There are two stages to spam handling in Fastmail — spam detection and spam training.

Spam detection is simply the process by which Fastmail identifies incoming messages as spam. This is done using a number of factors, one of which is your personal Bayes database. Messages that are detected as spam by Fastmail are put into the Spam folder, but they are NOT added to the Bayes database right away. This is to prevent the Bayes database from getting cluttered with false positives in the event that Fastmail gets a message wrong —*which of course it does from time to time, especially when you're first training it.

Spam training is the process by which Fastmail learns what is spam and what is not. There are three ways that you can teach Fastmail that a message is spam:

Manually mark a message as spam by clicking the "Report Spam" button. This moves it to the spam folder and updates your personal Bayes spam database right away.
Move the message to a folder that has been set to "learn as spam." New messages in these folders are added to your personal Bayes database once per day (so you should leave messages in a "learn as spam" folder for at least 24 hours).
Delete a message from the Fastmail spam folder — either manually or using auto-purge. These messages are added to your personal Bayes spam database right away.

The key point is that messages in the Spam folder are NOT automatically trained as spam until they're deleted.
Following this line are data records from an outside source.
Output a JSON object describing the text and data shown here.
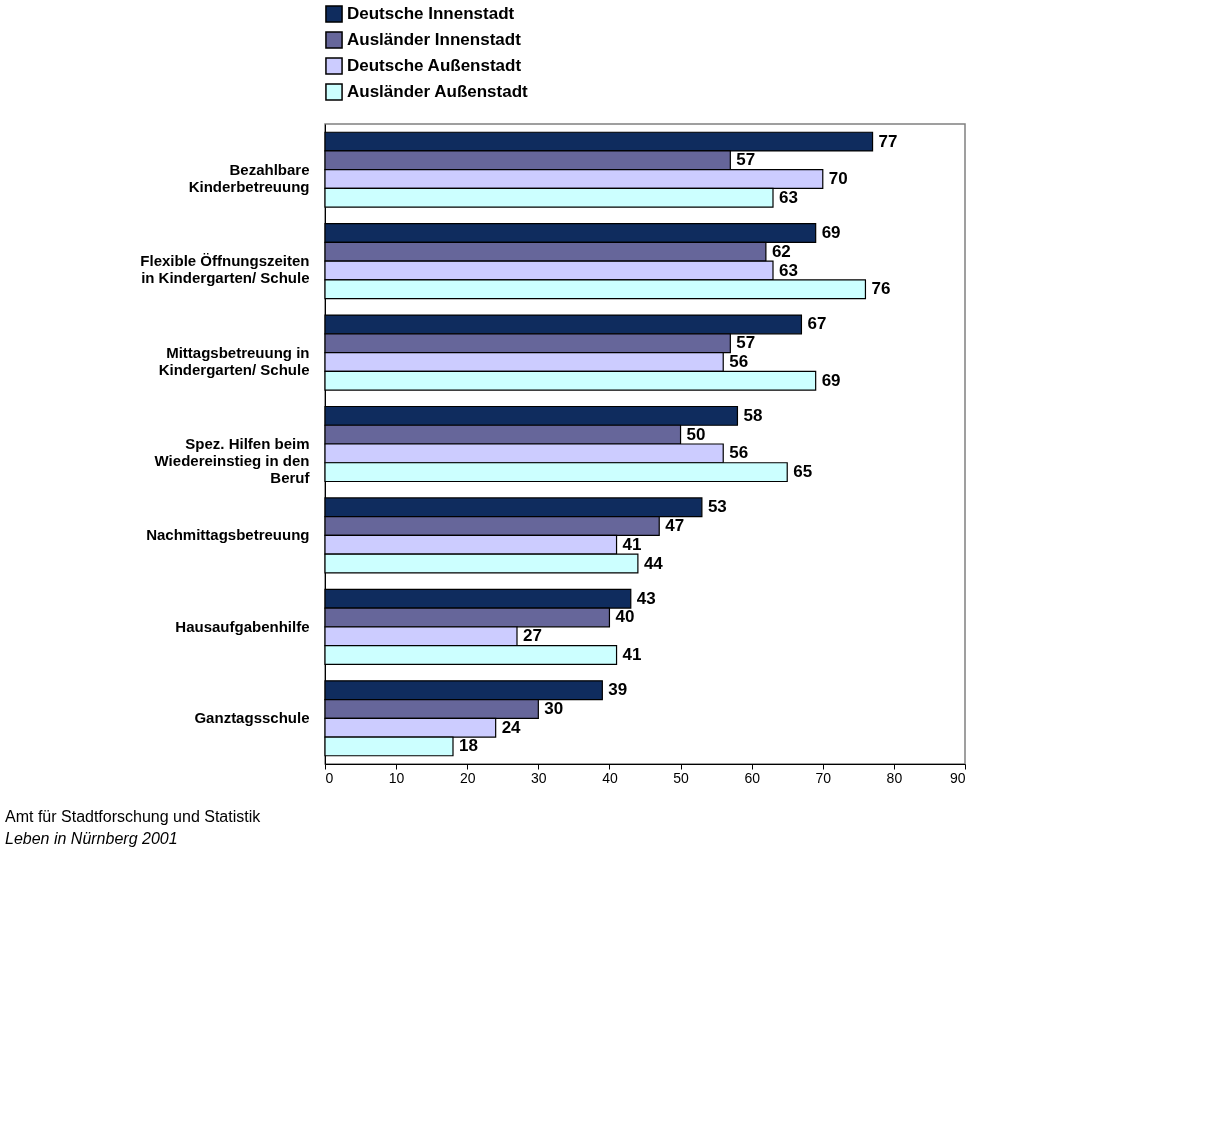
{
  "chart_data": {
    "type": "bar",
    "orientation": "horizontal",
    "categories": [
      "Bezahlbare Kinderbetreuung",
      "Flexible Öffnungszeiten in Kindergarten/ Schule",
      "Mittagsbetreuung in Kindergarten/ Schule",
      "Spez. Hilfen beim Wiedereinstieg in den Beruf",
      "Nachmittagsbetreuung",
      "Hausaufgabenhilfe",
      "Ganztagsschule"
    ],
    "series": [
      {
        "name": "Deutsche Innenstadt",
        "color": "#0f2c5e",
        "values": [
          77,
          69,
          67,
          58,
          53,
          43,
          39
        ]
      },
      {
        "name": "Ausländer Innenstadt",
        "color": "#66669a",
        "values": [
          57,
          62,
          57,
          50,
          47,
          40,
          30
        ]
      },
      {
        "name": "Deutsche Außenstadt",
        "color": "#ccccff",
        "values": [
          70,
          63,
          56,
          56,
          41,
          27,
          24
        ]
      },
      {
        "name": "Ausländer Außenstadt",
        "color": "#ccffff",
        "values": [
          63,
          76,
          69,
          65,
          44,
          41,
          18
        ]
      }
    ],
    "xlim": [
      0,
      90
    ],
    "xticks": [
      0,
      10,
      20,
      30,
      40,
      50,
      60,
      70,
      80,
      90
    ],
    "data_labels": true,
    "legend": "top",
    "grid": false,
    "annotations": [
      "Amt für Stadtforschung und Statistik",
      "Leben in Nürnberg 2001"
    ]
  }
}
This gives you ample opportunity to check and clean up the spam folder without worrying about legitimate messages getting misidentified as spam and messing with future spam detection. Of course, you can set the Spam folder to "learn as spam" in the same way as any other folder, but Fastmail recommends against doing this, and suggests that only folders that you manually move email to should be set to learn spam.

In short, messages are only added to your personal Bayes spam database if they are manually reported as spam, left in a folder that's been set to "learn as spam" for at least 24 hours, or deleted from the system "Spam" folder.

It's also important to understand that spam detection actually works with two lists — one list for spam messages and one for not-spam ("ham") messages. This is why false positives are a problem — if you have your default Spam folder also being used to learn spam, then every message in there will be added to the spam list, even if it shouldn't be. Later marking a legitimate message as "not spam" doesn't remove it from the "spam" list, but simply adds it to the "ham" list, so you end up with two conflicting entries —one that says that message is spam and one that says it's not.

Note that if you're only using the Fastmail web interface, I can't see any reason to even concern yourself with the folder learning features. These are primarily for users of IMAP clients like Apple Mail and Thunderbird where there's no direct button to report spam to Fastmail. If you're using the web interface, the very best way to report a spam message is to simply click "Report spam" and be done with it (and vice-versa with the "Not spam" button for messages that are not spam).